Chair of the Commons Education Committee and Conservative MP Robert Halfon said summer camps rather than enforced time in classrooms is the current favoured plan to stop students falling behind in their education.

Children who need extra help to catch up on learning could be heading to summer camps

Government sources told HOAR that extra help for disadvantaged kids will be announced over the next few weeks, as some pupils head back to school today.

The announcement is expected to include extra cash funding to help children catch up – thought to be for charities and other education organisations to provide services and school camps for kids during the summer months.

Schools likely won’t be ordered to open, but some school buildings could be used to host the camps.

Teach First, one of the leading charities, has been behind the charge to help give children, who have missed out in lockdown, greater access to learning over the summer, could be part of the effort backed by the Government.

Most children have been out of school since March 16 – and won’t head back to formal classrooms until September.

Mr Halfon said summer camps, rather than formal summer schooling is the more likely option to help children who would otherwise fall behind.

He told HOAR: “The most likely thing is summer school or mentoring and a catch up premium – it would be like a school camp run by volunteers.”

Mr Halfon said the catch up premium could work to get more cash to charities – such as Teach First – who could use it help bolster programs for children.

He added: “(There could be) a catch up premium that is specifically designated for those disadvantaged pupils who haven’t been learning, to give funding to existing education charities around the country to help them scale up tutoring for those people.”

The camps would be important to boost the wellbeing of those kids, rather than just the academic needs, he stressed.

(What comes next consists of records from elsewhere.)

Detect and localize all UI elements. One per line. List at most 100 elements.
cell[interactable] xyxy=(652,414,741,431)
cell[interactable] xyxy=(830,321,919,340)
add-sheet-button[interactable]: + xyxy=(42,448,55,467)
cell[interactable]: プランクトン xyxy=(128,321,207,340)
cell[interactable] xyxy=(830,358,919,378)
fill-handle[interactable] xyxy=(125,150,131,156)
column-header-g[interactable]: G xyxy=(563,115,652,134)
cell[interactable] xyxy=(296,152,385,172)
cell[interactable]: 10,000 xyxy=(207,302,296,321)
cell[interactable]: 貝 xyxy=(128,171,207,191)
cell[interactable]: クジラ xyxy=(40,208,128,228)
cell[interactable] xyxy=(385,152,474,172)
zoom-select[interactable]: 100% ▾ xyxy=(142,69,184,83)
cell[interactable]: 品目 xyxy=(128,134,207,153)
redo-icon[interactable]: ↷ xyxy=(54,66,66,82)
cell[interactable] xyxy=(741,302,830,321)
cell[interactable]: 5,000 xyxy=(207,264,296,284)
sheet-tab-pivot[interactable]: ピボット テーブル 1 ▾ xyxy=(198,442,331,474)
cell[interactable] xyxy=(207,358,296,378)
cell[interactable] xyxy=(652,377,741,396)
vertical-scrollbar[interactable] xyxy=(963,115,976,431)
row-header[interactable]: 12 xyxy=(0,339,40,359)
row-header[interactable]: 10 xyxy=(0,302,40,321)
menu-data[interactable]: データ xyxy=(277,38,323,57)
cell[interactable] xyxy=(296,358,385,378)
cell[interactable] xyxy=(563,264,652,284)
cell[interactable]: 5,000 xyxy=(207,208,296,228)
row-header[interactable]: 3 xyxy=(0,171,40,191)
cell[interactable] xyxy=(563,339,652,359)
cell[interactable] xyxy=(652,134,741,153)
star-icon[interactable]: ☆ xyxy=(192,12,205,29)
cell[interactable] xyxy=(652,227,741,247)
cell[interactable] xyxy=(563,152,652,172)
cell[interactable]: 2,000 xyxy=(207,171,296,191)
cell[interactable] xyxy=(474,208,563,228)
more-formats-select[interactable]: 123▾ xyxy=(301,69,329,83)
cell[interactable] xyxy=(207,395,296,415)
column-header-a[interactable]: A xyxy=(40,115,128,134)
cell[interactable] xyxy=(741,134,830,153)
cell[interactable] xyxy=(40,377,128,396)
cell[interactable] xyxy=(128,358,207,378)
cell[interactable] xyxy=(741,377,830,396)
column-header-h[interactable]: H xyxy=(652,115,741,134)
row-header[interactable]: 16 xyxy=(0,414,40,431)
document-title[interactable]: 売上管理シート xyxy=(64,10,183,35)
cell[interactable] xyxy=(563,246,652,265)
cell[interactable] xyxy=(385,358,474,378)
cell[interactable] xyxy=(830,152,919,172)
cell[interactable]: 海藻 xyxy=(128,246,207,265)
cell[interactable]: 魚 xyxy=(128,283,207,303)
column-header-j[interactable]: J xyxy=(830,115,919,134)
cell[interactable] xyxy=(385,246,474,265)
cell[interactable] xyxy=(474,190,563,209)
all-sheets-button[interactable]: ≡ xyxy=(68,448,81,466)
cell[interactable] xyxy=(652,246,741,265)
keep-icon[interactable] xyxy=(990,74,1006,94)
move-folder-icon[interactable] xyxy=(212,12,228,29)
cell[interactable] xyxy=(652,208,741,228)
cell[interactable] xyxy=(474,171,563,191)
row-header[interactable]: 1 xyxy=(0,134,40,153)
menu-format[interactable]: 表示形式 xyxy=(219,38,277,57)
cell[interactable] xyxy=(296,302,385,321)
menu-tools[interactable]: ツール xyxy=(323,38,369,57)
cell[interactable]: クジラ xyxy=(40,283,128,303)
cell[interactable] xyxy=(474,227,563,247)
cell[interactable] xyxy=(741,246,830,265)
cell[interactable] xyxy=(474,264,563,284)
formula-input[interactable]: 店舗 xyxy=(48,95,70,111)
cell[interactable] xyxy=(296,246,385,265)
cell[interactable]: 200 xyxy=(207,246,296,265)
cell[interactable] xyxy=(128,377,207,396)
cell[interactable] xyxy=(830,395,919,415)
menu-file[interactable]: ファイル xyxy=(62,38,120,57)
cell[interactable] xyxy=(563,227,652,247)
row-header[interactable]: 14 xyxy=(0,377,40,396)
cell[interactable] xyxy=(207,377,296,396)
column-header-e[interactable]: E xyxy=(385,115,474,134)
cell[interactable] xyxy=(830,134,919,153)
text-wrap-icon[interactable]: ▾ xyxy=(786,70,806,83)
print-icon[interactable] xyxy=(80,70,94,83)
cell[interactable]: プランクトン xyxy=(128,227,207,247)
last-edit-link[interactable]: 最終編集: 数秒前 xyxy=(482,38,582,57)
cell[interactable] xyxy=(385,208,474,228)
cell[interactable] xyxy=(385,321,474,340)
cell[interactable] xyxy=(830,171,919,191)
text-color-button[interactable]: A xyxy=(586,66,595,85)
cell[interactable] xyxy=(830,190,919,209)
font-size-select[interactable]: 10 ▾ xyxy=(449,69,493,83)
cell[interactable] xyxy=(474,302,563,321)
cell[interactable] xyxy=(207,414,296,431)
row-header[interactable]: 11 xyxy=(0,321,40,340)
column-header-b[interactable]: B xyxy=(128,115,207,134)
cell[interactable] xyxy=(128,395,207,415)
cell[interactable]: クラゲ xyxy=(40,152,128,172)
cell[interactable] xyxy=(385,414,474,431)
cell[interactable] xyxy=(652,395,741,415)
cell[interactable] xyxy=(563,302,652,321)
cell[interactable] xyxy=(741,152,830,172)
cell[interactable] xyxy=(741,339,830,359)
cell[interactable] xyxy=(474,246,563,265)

“Schools are not just there for education but they are the organisation that gives a kid a hot meal, they providing counselling, mentoring, support, it has to be education but it also has to be a reorientation – reorientation kids back into schools because they’ve been away 10-11 weeks.”

He said summer camps could use a similar approach the NHS took when building its volunteer army, and create a “national education army” of retired teachers, graduated teachers and Ofsted inspectors to help schools work with disadvantaged children.

Another idea floated by Mr Halfon is to start up a national education service on the BBC, where kids could turn the telly on, choose their year group, and get extra learning in via the national broadcaster.

As many as 700,000 students don’t have computers at home, but 95 per cent of households have a television, so the initiative could help reach the children who have not been able to access access learning online platforms.

While ministers have insisted the time is right to ease the lockdown, almost half of parents are expected to not send their kids to class today.

According to the National Foundation for Educational Research, heads in England are expecting nearly half (46%) of families to keep their children at home.

This means that of the more than 2 million students in reception, year 1 and year 6 classes, about 1 million are likely to stay at home.

But students were pictured smiling as they headed back to school – delighted to see their school pals after ten weeks apart.

Schools today introduced a variety of measures across the board to keep their students safe from coronavirus – with a number of students seen wearing face masks as they headed back into class while others had their temperatures checked before heading inside.

Other schools have seen students needing to regularly wash their hands and time it.